The rate of unemployment depends on the cumulative change in real GDP per capita, as relationship (1) implies. To reduce the rate of unemployment in Australia, the rate of GDP (real per capita) growth must be above 1.7% per year.  

 

Figure 1. The observed and predicted rate of unemployment in Australia between 1971 and 2012. 

 

Figure 2. The measured time series is regressed against the predicted one. R²=0.86 with both time series likely to be stationary.

Figure 3. The residual error of the unemployment model.

So, I have to repeat. The beauty of science is the accuracy of prediction. It is difficult to express the feelings of a researcher than new observations fit his predictions based on a simple concept.  It is especially sweet when this concept is different from the mainstream one.

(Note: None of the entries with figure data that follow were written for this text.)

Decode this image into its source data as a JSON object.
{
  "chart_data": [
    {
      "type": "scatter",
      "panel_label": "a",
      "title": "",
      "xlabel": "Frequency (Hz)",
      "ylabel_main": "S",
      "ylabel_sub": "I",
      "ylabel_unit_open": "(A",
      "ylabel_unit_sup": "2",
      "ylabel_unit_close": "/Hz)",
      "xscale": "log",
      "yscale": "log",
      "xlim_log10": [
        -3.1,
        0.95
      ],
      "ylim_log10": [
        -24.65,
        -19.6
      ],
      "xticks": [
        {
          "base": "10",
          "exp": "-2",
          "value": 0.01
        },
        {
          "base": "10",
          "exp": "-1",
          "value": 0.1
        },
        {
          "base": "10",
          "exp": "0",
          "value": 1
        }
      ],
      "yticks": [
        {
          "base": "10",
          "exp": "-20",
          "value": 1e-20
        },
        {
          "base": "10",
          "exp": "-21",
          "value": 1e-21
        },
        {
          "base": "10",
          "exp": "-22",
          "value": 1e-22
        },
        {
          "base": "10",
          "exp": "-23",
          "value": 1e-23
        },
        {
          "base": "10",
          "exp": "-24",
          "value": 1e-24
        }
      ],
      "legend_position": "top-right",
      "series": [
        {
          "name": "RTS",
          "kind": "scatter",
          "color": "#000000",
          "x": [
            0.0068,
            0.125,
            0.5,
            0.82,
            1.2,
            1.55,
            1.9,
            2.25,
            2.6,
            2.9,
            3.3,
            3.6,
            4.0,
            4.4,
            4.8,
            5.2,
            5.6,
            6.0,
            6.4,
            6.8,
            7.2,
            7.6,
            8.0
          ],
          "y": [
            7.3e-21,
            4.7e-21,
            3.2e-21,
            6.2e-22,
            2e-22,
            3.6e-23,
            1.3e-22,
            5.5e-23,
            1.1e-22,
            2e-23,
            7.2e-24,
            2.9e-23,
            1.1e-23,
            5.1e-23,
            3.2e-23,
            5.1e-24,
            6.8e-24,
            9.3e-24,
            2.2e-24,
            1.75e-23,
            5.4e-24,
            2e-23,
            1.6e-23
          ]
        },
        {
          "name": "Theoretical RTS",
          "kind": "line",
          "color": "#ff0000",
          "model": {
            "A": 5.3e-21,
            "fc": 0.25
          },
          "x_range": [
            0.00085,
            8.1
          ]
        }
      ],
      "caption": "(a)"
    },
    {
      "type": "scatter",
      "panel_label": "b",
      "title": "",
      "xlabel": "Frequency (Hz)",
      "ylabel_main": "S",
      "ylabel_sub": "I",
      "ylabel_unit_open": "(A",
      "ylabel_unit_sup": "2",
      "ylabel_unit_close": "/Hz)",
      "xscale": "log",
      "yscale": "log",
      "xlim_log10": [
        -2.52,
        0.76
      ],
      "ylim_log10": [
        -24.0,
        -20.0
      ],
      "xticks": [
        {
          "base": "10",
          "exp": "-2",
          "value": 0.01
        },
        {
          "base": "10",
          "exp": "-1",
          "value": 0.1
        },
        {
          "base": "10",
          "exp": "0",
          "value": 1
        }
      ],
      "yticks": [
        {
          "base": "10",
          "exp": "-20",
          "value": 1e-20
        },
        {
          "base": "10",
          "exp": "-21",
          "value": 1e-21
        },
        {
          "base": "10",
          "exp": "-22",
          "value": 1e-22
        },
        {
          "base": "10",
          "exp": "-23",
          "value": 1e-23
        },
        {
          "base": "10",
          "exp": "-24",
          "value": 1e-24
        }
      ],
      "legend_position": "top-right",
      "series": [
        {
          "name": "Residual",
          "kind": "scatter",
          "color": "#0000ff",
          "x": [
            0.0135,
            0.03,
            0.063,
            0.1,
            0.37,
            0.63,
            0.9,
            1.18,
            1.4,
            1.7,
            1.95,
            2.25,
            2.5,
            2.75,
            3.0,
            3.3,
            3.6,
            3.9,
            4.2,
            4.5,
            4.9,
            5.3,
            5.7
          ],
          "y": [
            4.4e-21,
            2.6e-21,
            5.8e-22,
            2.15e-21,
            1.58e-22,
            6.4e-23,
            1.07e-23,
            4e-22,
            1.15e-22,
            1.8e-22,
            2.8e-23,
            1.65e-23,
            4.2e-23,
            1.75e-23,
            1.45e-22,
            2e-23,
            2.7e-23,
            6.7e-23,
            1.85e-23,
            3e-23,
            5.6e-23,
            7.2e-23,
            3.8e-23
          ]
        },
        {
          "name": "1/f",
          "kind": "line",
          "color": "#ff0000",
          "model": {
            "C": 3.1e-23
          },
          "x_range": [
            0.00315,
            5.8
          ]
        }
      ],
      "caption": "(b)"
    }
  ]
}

The beauty of science. Unemployment in Canada

The beauty of science is the accuracy of prediction. It is difficult to express the feelings of a researcher than new observations fit his predictions based on a simple concept.  It is especially sweet when this concept is different from the mainstream one. I am sure that economists never feel like that with all models flawed. Here, I present one of many cases of accurate predictions based on the link between GDP and unemployment, which is a modified Okun’s law in an integral form.

 

Canada provides an excellent set of macroeconomic data which can be described by a few deterministic links with a high level of reliability and confidence. We have retrieved real GDP (GK per capita) data from the Total Economic Database and the rate of unemployment from the OECD. In 2012, we published a paper in the Journal of Theoretical and Practical Research in Economic Fields, where presented the first version of the modified Okun’s law for developed countries including Canada. The model was estimated till 2010 and used the data available in 2011. The original model for Canada was also presented in this blog in 2011. It’s time to revisit the model and its predictions.

Overall, the model is estimated using the LSQ technique to the integral version of Okun’s law:

u(t) = u(t₀) + bln[G/G₀] + a(t-t₀) (1)

where u(t) is the predicted rate of unemployment at time t, G is the level of real GDP per capita, a and b are empirical coefficients. For Canada, we estimated the model with a structural break allowed by data somewhere between 1980 and 1990. The best-fit (dynamic) model minimizing the RMS error of the cumulative model (1) is as follows:

du = -0.28dlnG + 1.16, t<1983
du = -0.28dlnG + 0.30, t>1982 (2)

 

 
This model suggests no shift in the slope and a bigger change in the intercept around 1983. Figure 1 depicts the observed and predicted curves of the unemployment rate. Considering the accuracy of measurements for both involved variable the fit is excellent. The integral form of the dynamic Okun’s law (1) is characterized by a standard error of 0.67% for the period between 1971 and 2012. The average rate of unemployment for the same period is 8.12% with a standard deviation of the annual increment of 0.92%.  Figure 2 shows that when the observed time series is regressed against the predicted one, R²=0.87.  Here we do not test both time series for stationarity but presume that the rate of unemployment has to be a stationary time series in the long run.
One can suggest that the rate of unemployment has been driven by real economic growth and there is no much room for other macroeconomic variable to intervene. Personally, I admire the performance of this simple model and will keep reporting on it for Canada, but also for Spain, France, etc.

Figure 1. The observed and predicted rate of unemployment in the Canada between 1970 and 2010. 

Figure 2. The measured time series is regressed against the predicted one. R²=0.87 with both time series likely to be stationary.